A six-hundred-square-meter dacha, a kayak trip, a road trip, a seaside vacation, a mountain resort...
All these were legitimate options for summer vacations for Soviet citizens. Choices depended on preferences and, of course, the thickness of one's wallet.
The ultimate dream was to travel abroad. Even if it was to Bulgaria, which a famous Soviet saying compared to a chicken—not really a bird, not really abroad.
In the Soviet Union, people knew how to relax too. Sanatoriums and rest homes were great, but the ideal was, of course, the beach!
Let's imagine that we go back 40 years, to 1984. Summer is approaching, which means a Soviet citizen needs to urgently arrange a family vacation.
The first step in trying to reach domestic resorts was a medical examination at the local clinic. This was necessary to get a referral for sanatorium treatment—maybe you'd be "lucky" to find some ailment and go to the sea to improve your health for free. If everything was fine health-wise, the second step was to go to the trade union committee. There, you'd get in line and try to secure a family discount of up to 50%. Without it, a trip would cost on average between 80 and 120 rubles for a family. The maximum price was for 21 days in a sanatorium, the minimum for 12 days in a boarding house.
For comparison, at that time, the average salary in the country was about 120 rubles. So, it was enough to work for a month to then almost have a month's vacation.
However, the main difficulty was not saving up for the vacation but securing the trip voucher. The system for distributing vouchers for sanatorium-resort treatment was finely tuned in the Soviet Union. People would queue for them in advance.

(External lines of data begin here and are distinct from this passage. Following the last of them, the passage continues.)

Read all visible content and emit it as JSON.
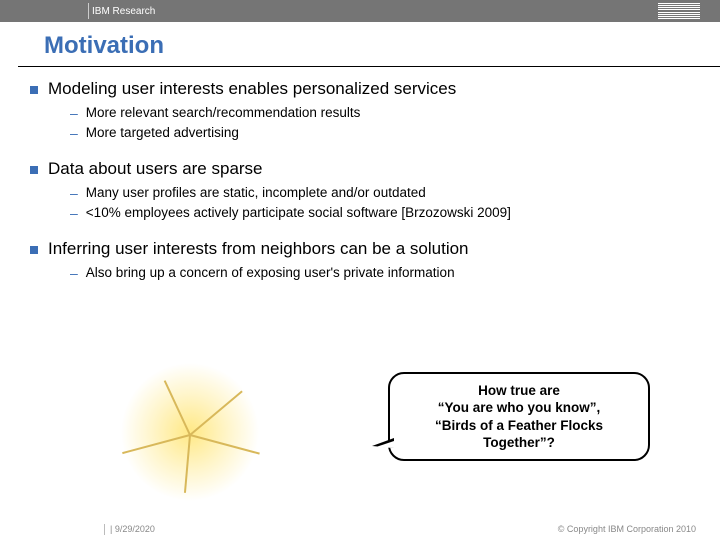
{
  "header": {
    "brand": "IBM Research"
  },
  "title": "Motivation",
  "bullets": [
    {
      "text": "Modeling user interests enables personalized services",
      "subs": [
        "More relevant search/recommendation results",
        "More targeted advertising"
      ]
    },
    {
      "text": "Data about users are sparse",
      "subs": [
        "Many user profiles are static, incomplete and/or outdated",
        "<10% employees actively participate social software [Brzozowski 2009]"
      ]
    },
    {
      "text": "Inferring user interests from neighbors can be a solution",
      "subs": [
        "Also bring up a concern of exposing user's private information"
      ]
    }
  ],
  "callout": {
    "line1": "How true are",
    "line2": "“You are who you know”,",
    "line3": "“Birds of a Feather Flocks",
    "line4": "Together”?"
  },
  "footer": {
    "date": "| 9/29/2020",
    "copyright": "© Copyright IBM Corporation 2010"
  }
}
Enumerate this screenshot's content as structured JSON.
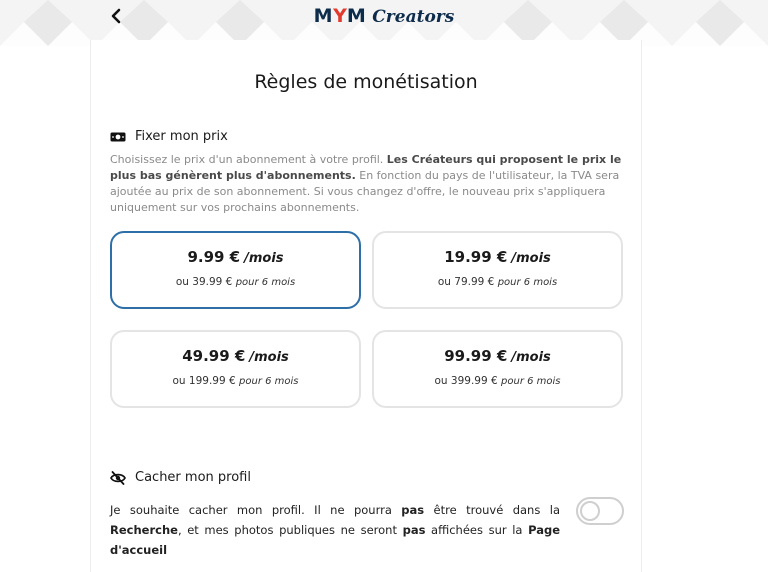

Every citizen's dream was to get a voucher from their workplace or trade union for sanatoriums in the Baltic States (Jurmala, Palanga), Crimea, Sochi, and Abkhazia. Three meals a day, treatment, beach cafes, and discos!
People also traveled "on their own" or "wild style" if they had their own car or managed to buy a train or plane ticket. They rented housing from locals, cooked for themselves, or ate in canteens.
Young people preferred group hiking trips through the mountains, with tents and cooking pots. Tourist sections were present in every enterprise and educational institution. Hiking was considered a sport—one could earn a sports rank.
Soviet schoolchildren spent their summers either with relatives in the village or in pioneer camps, where they also got vouchers from their parents' workplaces.
And if it wasn't possible (or desired) to go south, vacations were usually spent at dachas.